In trying to agree on how to spend the billions of dollars President Bush promised for a global fight against AIDS, Congress can't get past the basic questions like whether it's more important to advise people to abstain from sex or to give them condoms.
The House International Relations Committee, set to vote Wednesday on a five-year, $15 billion AIDS package that should win support from both parties, is at odds with the White House on where the money should go. The Senate was still searching for a consensus approach, and AIDS funding advocates were not optimistic for success.
In his State of the Union address to Congress in January, Mr. Bush asked for $15 billion over five years, including $10 billion in new money, to fight AIDS, particularly the epidemic in Africa. "Seldom has history offered a greater opportunity to do so much for so many," he said.
White House differences with Congress, however, have resulted in postponed votes in both the House International Relations Committee and its Senate counterpart in recent weeks.

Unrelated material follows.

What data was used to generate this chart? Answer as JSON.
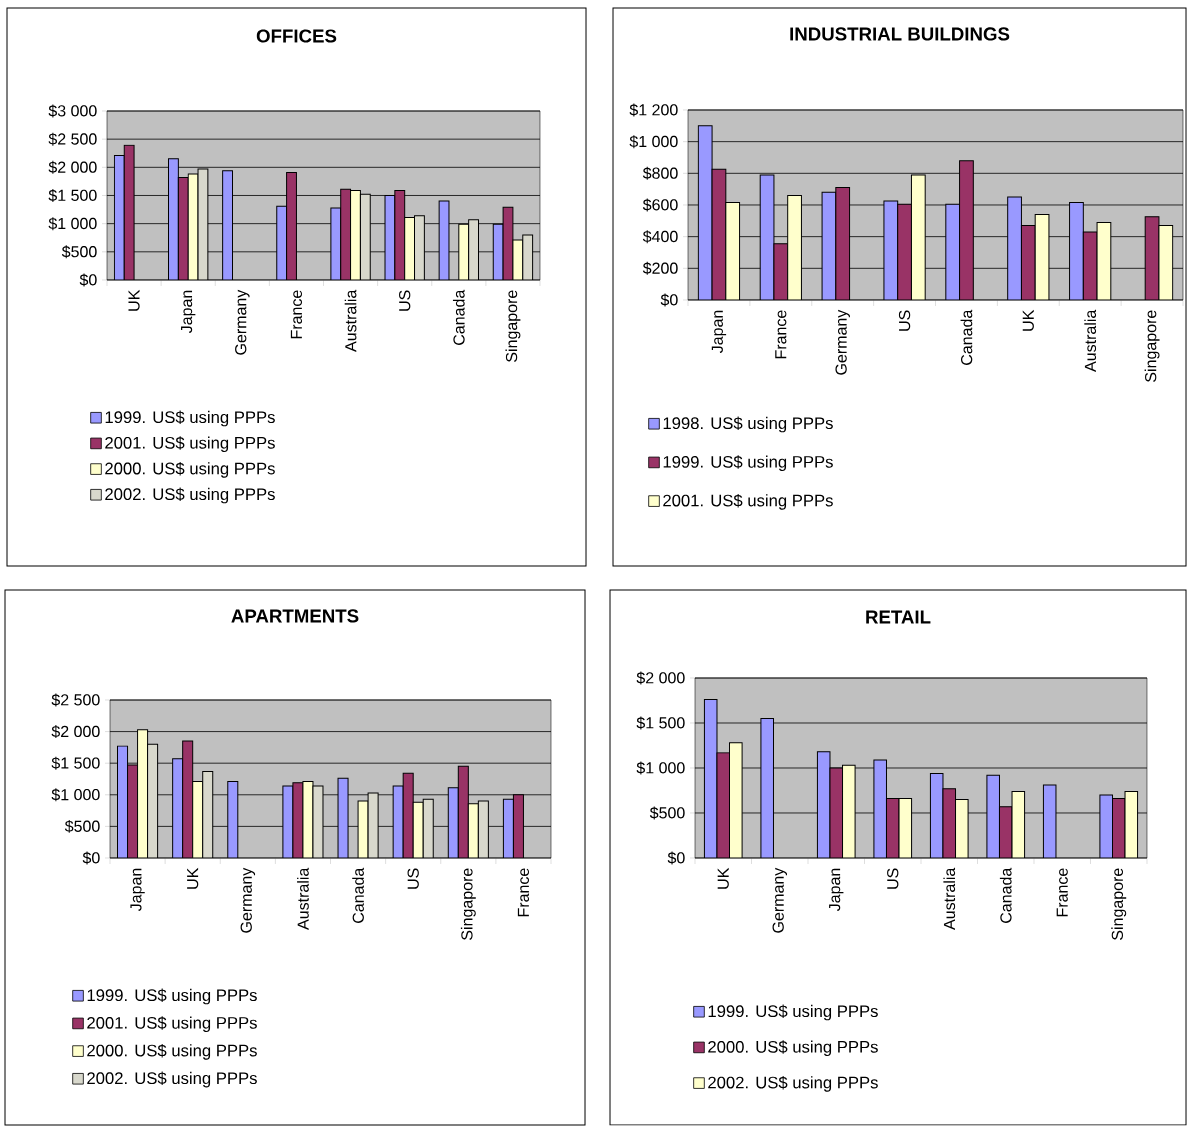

The House, led by committee chairman Henry Hyde, R-Ill., is seeking $3 billion a year and would funnel up to $1 billion of that in the 2004 budget year to the Swiss-based, U.N.-backed Global Fund to Combat AIDS, Tuberculosis and Malaria.
The White House has questioned the efficiency of the fund, even though it recently picked Health and Human Services Secretary Tommy Thompson as its chairman, and wants to give it $200 million a year. Conservative groups contend the Global Fund gives money to the U.N. Population Fund, which is mistrusted by some conservatives because it supports groups that carry out or advise women about abortion. AIDS groups deny that any Global Fund money goes to the Population Fund.
Hyde, a leader of anti-abortion lawmakers, has avoided that controversy so far by not including language, appearing in other foreign aid bills, that restricts aid to health and family planning groups that promote abortion.
Conservative groups are not happy with that and also are intent on changing language in the bill dealing with condoms.
The bill endorses the "ABC" approach that has had some success in Uganda, which stresses abstinence, being faithful and, when appropriate, condoms. But Connie Mackey of the Family Research Council said it doesn't go far enough toward making abstinence a priority over condom distribution.
The Uganda experience, Mackey said, is proof of what works. "We're hoping the bill will better reflect that," she said.
Negotiators reportedly are considering language to make sure religious organizations that promote abstinence and oppose condom distribution will be eligible for AIDS funding.
The House bill also ensures closer monitoring of the Global Fund and recommends that 55 percent of the money go to treatment, 15 percent to hospice care and 20 percent to prevention, with the rest for other purposes.
In the Senate, Foreign Relations Committee Chairman Dick Lugar, R-Ind., also has tried to find a consensus that would satisfy the White House, the conservatives and the Democrats. "It's going to take a little longer," Lugar's spokesman, Andy Fisher, said.
"The worst possible outcome is to see it descend into partisan rancor," said Mark Isaac, vice president of the Elizabeth Glaser Pediatric AIDS Foundation. "It's a matter of such urgency that it is crucial the parties come together."
"The idea of a bipartisan bill seems to be losing ground on the Senate side," warned Paul Zeitz, executive director of the Global AIDS Alliance. The war in Iraq has distracted attention, he said, and the window of opportunity for moving the bill through Congress may be closing.
Even without a bill, Congress can still respond to the president's request for more global AIDS money later in the year when it passes spending bills for the coming budget year. That path, advocates said, would leave Congress without the blueprint it needs on the best way to deal with the epidemic.